Computerized prescriptions can reduce medical errors
A pilot group of Vanderbilt doctors has laid aside pens and prescription pads and is turning instead to the computer to write prescriptions for their patients.
A prescription writer program created at Vanderbilt will significantly limit opportunities for medical error, said the developers and the doctors who are testing it. The program is integrated with the Medical Center’s electronic medical record system.
Besides producing prescriptions that are 100 percent legible, the program will automatically check each new prescription against a patient’s known problems and other medications, looking for contraindications such as drug allergies and potentially dangerous drug-drug interactions. The program will issue an alert if anything appears wrong with a prescription.
The prescription writer will also eventually use the patient’s weight and age (already available from StarPanel) to calculate and recommend a safe and effective dosage.
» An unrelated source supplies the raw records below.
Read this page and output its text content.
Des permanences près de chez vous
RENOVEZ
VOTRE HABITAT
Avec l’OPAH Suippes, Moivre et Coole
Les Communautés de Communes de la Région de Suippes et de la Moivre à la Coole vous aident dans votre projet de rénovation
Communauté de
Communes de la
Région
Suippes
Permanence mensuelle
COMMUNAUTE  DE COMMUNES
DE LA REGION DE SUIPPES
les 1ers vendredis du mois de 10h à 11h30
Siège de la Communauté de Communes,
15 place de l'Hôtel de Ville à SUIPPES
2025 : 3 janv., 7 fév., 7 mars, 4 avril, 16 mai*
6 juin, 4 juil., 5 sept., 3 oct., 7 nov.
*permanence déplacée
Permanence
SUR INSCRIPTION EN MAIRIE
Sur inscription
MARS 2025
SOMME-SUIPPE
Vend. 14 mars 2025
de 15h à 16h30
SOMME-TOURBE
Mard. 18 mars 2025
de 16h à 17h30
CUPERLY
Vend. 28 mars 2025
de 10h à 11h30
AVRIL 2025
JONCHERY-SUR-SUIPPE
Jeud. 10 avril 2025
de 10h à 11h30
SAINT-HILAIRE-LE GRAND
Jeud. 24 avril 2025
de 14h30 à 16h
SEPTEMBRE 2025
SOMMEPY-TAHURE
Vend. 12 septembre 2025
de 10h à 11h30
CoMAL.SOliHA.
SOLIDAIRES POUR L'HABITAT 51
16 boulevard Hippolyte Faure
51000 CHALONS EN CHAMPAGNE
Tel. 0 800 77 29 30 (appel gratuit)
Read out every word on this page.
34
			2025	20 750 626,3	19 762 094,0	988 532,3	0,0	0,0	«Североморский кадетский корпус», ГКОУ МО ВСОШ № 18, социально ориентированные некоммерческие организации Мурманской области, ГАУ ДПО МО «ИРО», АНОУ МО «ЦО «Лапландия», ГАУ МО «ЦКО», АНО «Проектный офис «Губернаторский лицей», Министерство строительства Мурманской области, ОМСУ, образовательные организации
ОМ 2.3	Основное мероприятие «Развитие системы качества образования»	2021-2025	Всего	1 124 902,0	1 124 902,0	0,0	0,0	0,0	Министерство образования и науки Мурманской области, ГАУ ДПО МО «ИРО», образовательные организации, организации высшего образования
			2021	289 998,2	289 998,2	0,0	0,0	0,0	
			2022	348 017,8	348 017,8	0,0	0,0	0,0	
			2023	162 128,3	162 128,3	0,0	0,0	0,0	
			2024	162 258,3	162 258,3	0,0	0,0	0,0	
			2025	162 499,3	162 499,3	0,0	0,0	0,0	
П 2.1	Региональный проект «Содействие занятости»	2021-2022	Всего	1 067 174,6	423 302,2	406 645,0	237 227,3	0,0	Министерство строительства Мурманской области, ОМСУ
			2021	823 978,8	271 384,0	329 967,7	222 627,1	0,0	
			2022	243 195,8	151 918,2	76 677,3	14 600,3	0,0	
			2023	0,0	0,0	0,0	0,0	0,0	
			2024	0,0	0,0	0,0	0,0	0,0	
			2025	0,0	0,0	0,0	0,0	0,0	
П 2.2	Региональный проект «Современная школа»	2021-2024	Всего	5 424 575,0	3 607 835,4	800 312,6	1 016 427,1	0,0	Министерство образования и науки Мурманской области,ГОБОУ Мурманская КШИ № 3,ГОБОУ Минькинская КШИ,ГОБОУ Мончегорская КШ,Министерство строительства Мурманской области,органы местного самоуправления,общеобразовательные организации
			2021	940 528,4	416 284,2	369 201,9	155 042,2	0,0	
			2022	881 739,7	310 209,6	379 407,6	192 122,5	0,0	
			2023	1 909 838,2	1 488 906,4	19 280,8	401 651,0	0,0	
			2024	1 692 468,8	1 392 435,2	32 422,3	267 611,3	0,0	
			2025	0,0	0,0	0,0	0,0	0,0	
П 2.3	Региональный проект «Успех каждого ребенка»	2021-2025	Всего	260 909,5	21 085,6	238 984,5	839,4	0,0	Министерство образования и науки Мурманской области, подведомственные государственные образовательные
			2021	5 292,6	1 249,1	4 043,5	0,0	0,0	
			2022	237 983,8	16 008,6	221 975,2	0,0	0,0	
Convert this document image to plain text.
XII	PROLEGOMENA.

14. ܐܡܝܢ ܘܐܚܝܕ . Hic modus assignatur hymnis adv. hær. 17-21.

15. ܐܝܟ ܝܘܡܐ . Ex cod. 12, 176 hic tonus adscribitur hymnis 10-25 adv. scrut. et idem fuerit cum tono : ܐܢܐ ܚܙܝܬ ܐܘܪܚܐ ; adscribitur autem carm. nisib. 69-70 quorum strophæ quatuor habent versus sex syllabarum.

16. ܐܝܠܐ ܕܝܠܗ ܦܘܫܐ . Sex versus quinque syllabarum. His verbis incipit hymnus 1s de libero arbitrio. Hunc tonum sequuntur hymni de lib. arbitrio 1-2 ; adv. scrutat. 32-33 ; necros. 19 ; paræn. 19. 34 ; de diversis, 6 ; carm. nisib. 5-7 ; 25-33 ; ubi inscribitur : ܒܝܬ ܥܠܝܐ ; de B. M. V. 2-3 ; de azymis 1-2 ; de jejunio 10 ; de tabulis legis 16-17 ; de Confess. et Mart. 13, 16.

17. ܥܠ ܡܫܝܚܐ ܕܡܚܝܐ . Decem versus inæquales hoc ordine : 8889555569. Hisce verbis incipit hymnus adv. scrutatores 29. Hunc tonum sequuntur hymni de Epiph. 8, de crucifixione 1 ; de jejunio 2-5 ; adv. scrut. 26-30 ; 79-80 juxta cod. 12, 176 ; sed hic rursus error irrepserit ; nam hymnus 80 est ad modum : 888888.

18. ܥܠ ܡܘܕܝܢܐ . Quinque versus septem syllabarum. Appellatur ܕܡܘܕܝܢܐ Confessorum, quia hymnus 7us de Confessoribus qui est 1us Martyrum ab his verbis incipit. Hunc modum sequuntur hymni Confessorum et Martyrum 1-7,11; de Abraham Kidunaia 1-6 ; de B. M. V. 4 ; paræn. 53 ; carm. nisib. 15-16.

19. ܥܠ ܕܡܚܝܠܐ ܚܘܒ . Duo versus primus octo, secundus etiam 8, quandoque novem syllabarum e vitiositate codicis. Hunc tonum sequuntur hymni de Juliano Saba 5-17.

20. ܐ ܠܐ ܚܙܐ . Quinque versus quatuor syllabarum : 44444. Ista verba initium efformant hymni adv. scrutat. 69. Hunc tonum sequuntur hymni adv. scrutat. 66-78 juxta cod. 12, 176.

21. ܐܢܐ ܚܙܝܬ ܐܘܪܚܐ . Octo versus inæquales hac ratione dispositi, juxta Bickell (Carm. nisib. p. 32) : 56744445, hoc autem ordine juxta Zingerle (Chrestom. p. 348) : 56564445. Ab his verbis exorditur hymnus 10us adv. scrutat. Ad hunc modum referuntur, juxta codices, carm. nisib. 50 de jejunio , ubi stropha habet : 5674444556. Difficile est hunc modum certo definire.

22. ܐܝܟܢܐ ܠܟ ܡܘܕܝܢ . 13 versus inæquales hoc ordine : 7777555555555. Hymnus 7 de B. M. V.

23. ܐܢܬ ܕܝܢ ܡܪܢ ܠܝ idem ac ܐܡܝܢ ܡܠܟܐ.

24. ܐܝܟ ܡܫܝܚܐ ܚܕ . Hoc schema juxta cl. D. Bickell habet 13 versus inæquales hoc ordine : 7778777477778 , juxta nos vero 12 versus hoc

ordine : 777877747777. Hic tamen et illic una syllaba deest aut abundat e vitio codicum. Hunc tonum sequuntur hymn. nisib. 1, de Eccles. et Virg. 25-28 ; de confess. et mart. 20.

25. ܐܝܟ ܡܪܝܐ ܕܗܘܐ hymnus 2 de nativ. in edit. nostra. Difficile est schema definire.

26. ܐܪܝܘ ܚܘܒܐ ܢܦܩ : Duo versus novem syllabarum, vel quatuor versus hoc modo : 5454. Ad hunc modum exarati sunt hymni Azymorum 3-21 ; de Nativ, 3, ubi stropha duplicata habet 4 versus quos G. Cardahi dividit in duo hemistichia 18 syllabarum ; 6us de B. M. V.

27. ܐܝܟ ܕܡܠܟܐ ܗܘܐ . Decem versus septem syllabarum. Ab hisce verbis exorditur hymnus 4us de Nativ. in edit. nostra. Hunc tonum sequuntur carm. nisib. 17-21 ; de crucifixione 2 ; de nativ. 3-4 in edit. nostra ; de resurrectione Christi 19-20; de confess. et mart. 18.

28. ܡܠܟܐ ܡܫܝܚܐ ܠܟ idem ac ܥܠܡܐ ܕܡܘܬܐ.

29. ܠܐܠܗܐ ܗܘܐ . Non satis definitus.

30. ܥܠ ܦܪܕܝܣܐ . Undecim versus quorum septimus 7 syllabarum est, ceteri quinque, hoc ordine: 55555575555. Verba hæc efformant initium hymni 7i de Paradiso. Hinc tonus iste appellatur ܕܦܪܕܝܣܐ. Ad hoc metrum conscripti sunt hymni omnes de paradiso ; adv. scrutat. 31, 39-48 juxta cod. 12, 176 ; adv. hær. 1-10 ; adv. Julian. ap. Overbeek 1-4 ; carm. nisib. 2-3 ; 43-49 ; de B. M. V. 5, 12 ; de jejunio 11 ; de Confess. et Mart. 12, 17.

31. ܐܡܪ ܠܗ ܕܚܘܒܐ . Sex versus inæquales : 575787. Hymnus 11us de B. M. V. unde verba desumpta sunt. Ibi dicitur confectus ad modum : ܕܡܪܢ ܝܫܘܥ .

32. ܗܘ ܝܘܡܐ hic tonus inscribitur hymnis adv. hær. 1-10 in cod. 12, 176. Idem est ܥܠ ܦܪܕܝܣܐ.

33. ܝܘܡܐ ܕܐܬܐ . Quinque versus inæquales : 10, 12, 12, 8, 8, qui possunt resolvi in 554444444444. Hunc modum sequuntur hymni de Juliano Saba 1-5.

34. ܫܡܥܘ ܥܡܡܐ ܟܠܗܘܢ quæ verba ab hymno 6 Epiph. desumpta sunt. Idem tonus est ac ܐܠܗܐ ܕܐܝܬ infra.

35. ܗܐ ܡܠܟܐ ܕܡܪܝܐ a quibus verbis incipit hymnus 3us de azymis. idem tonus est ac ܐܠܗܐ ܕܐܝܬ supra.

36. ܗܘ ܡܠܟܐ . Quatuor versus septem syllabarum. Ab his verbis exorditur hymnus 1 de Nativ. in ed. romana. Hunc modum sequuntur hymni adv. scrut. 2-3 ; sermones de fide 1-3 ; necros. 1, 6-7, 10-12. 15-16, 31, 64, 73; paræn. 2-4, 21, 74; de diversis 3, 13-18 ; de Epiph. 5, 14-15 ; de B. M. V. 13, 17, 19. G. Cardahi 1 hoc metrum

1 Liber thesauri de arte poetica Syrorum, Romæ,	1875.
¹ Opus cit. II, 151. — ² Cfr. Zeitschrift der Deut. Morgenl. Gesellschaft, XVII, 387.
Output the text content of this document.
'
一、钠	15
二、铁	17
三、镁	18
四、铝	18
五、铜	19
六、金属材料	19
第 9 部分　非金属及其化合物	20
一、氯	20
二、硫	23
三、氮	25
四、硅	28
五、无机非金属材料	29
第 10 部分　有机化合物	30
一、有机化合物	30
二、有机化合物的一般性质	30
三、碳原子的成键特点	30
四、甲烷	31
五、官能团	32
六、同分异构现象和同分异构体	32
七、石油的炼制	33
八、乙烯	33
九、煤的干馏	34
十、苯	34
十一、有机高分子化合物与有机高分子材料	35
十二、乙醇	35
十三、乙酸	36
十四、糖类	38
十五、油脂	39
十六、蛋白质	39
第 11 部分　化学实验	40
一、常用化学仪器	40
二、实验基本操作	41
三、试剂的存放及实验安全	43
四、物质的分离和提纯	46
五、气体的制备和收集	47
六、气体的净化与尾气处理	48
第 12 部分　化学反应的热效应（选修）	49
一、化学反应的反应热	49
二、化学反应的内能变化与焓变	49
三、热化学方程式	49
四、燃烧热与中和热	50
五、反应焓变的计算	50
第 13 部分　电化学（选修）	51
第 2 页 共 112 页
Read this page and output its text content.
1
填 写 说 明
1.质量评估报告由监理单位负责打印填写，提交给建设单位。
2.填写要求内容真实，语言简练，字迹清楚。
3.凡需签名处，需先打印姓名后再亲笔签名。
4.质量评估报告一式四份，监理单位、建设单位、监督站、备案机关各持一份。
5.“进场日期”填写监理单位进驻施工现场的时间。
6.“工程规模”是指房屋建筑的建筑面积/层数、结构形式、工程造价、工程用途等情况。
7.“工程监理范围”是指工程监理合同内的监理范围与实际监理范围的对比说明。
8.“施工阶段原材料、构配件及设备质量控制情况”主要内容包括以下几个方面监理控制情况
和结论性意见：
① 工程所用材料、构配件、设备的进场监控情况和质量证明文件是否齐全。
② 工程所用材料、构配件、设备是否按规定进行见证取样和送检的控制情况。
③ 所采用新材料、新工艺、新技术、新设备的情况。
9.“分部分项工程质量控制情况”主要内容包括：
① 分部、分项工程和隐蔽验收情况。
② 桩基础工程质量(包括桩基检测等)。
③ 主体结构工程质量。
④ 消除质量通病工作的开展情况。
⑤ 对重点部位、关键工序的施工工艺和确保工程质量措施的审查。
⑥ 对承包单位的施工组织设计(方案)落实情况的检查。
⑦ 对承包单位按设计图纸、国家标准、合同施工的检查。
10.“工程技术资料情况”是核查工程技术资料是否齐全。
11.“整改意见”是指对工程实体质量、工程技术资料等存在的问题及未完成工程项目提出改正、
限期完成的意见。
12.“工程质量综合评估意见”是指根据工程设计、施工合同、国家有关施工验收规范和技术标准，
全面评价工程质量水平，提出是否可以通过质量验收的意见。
The program is designed to operate with StarPanel, an application that works off the StarChart electronic medical record application to support more efficient clinic workflow, easier communication of patient information, and quality improvement.
Prescriptions created with the program will automatically show up in the problems section of the patient’s electronic medical record, helping greatly to improve communication regarding which Vanderbilt patients are taking which medications. This information can be crucial when a patient lands in the emergency department.
The prescription writer will roll out across Vanderbilt Medical Group within a year, said project director Kevin B. Johnson, M.D., associate professor and vice chair of Biomedical Informatics.
Johnson said decision support capabilities of the prescription writer will grow as more of the Vanderbilt electronic record — the problem list, in particular — becomes coded information (field-bound information interpreted within a data base) rather than free-text information.
“Sixty to 70 percent of this project concerns understanding workflow in the clinics,” Johnson said.
As development of the program got underway last summer, Johnson conducted a series of focus groups with clinicians and made visits to teams of prospective users in various clinics. The advisory committee for development of the prescription writer includes physicians and clinic managers from across Vanderbilt Medical Group.
“If there is a net time savings for clinicians with this program, it will come in renewing patient prescriptions,” Johnson said. The nurse can send a previous electronic prescription to a doctor’s StarPanel work queue. Updating or refilling this prescription is accomplished by the doctor with a few clicks of the mouse. Around 60 percent of prescriptions are refills, Johnson said.
“The learning curve is fairly rapid, and most people would find that using the prescription writer is exceedingly fast,” said one tester of the program, cardiologist Waleed N. Irani, M.D., assistant professor of Medicine.
For practiced users, writing a new prescription will be a matter of typing in a string of terms to identify the drug, dosage, duration, and so on. Using a library of terms and clinical logic, the program takes the user’s more or less raw input and suggests a more complete and standard grammatical form for the prescription.
Less practiced users may instead choose to work through the program’s succession of pick lists to complete new prescriptions. The program knows, for example, what strengths a particular drug is sold in, and the common directions associated with the drug, and it offers these as canned options.
The program’s eventual links to insurance company formularies will help Vanderbilt doctors learn more quickly the important information about which drugs are covered by a patient’s insurance plan. Also, a database of local pharmacy fax numbers is in development; this will allow users to click from within the program to fax a prescription to the patient’s pharmacy.
Doctors at Vanderbilt have for several years written inpatient orders, including inpatient medication orders, exclusively with use of networked computers.